Here, although we recognize that "[t]he failure to obtain a Sandoval ruling is notable" (People v Miller, 11 AD3d at 730), defendant has not made a showing that his counsel's decision lacked a strategic or other legitimate explanation[*5] (see People v Thiel, 134 AD3d at 1240). Rather, the record reflects that defense counsel was successful in suppressing certain recorded statements that defendant made to the police and obtained a favorable pretrial Molineux ruling relating to his prior conviction. Knowing what aspects of the prior conviction could be shielded or waived by the Molineux ruling, defense counsel used only certain statements to present a rational defense that the wife was responsible for the narcotics—despite the fact that defendant confessed to the police that they were his in a recorded statement—therefore opening the door to some but not all of the aspects of the prior conviction. Even though this defense ultimately proved unsuccessful, given the nature of the defense relying solely on defendant's credibility and that defendant's prior conviction was recent and probative of defendant's credibility and honesty, defense counsel also had little or no chance of being successful in a Sandoval application precluding the introduction of the prior conviction (see People v Warrington, 146 AD3d 1233, 1238-1239 [3d Dept 2017], lv denied 29 NY3d 1038 [2017]; see also People v Stultz, 2 NY3d at 287; People v Thiel, 134 AD3d at 1240). Based on the foregoing and our review of the totality of the record, and considering the evidence against him, we find that defendant received meaningful representation (see People v Agan, 207 AD3d at 870; People v LaDuke, 204 AD3d at 1089; People v Thiel, 134 AD3d at 1240-1241).
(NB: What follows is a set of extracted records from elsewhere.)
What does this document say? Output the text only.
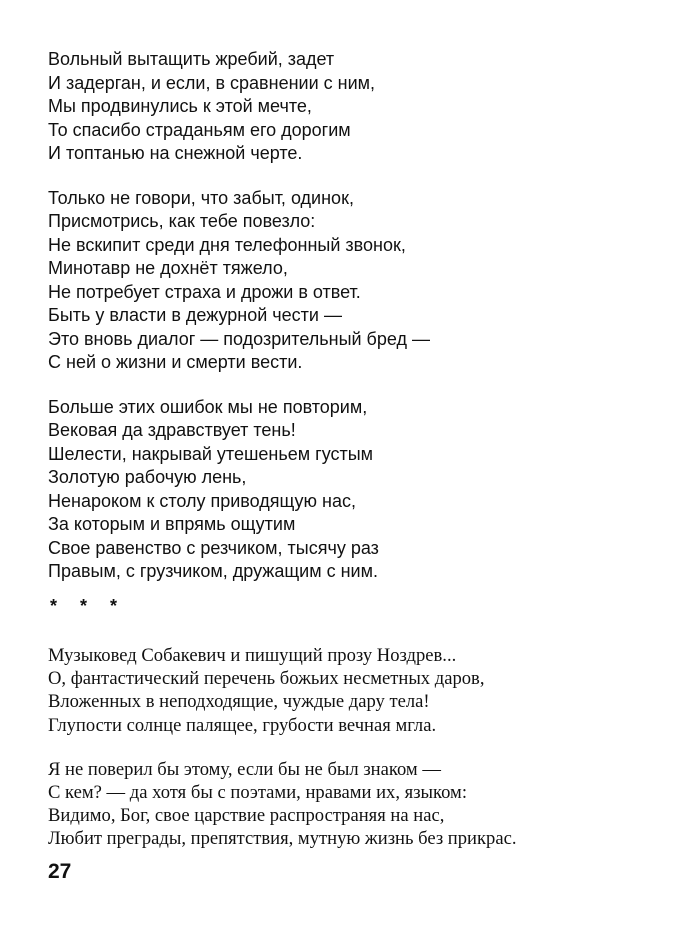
Вольный вытащить жребий, задет
И задерган, и если, в сравнении с ним,
Мы продвинулись к этой мечте,
То спасибо страданьям его дорогим
И топтанью на снежной черте.
Только не говори, что забыт, одинок,
Присмотрись, как тебе повезло:
Не вскипит среди дня телефонный звонок,
Минотавр не дохнёт тяжело,
Не потребует страха и дрожи в ответ.
Быть у власти в дежурной чести —
Это вновь диалог — подозрительный бред —
С ней о жизни и смерти вести.
Больше этих ошибок мы не повторим,
Вековая да здравствует тень!
Шелести, накрывай утешеньем густым
Золотую рабочую лень,
Ненароком к столу приводящую нас,
За которым и впрямь ощутим
Свое равенство с резчиком, тысячу раз
Правым, с грузчиком, дружащим с ним.
* * *
Музыковед Собакевич и пишущий прозу Ноздрев...
О, фантастический перечень божьих несметных даров,
Вложенных в неподходящие, чуждые дару тела!
Глупости солнце палящее, грубости вечная мгла.
Я не поверил бы этому, если бы не был знаком —
С кем? — да хотя бы с поэтами, нравами их, языком:
Видимо, Бог, свое царствие распространяя на нас,
Любит преграды, препятствия, мутную жизнь без прикрас.
27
Lastly, as conceded by the People and confirmed by our review of the record, the sentences on count 1 and count 2 should have been imposed concurrently rather than consecutively (see Penal Law § 70.25 [2]; see also People v Parker, 203 AD3d 1341, 1342-1343 [3d Dept 2022]). Accordingly, we modify the judgment of conviction to run the sentences on all counts concurrently. We have examined the parties' remaining contentions and have found them to be without merit or rendered academic.

Aarons, J.P., Pritzker, Reynolds Fitzgerald and McShan, JJ., concur. Ordered that the judgment is modified, on the law, by directing that defendant's sentences on count 1 and count 2 shall run concurrently rather than consecutively, and, as so modified, affirmed.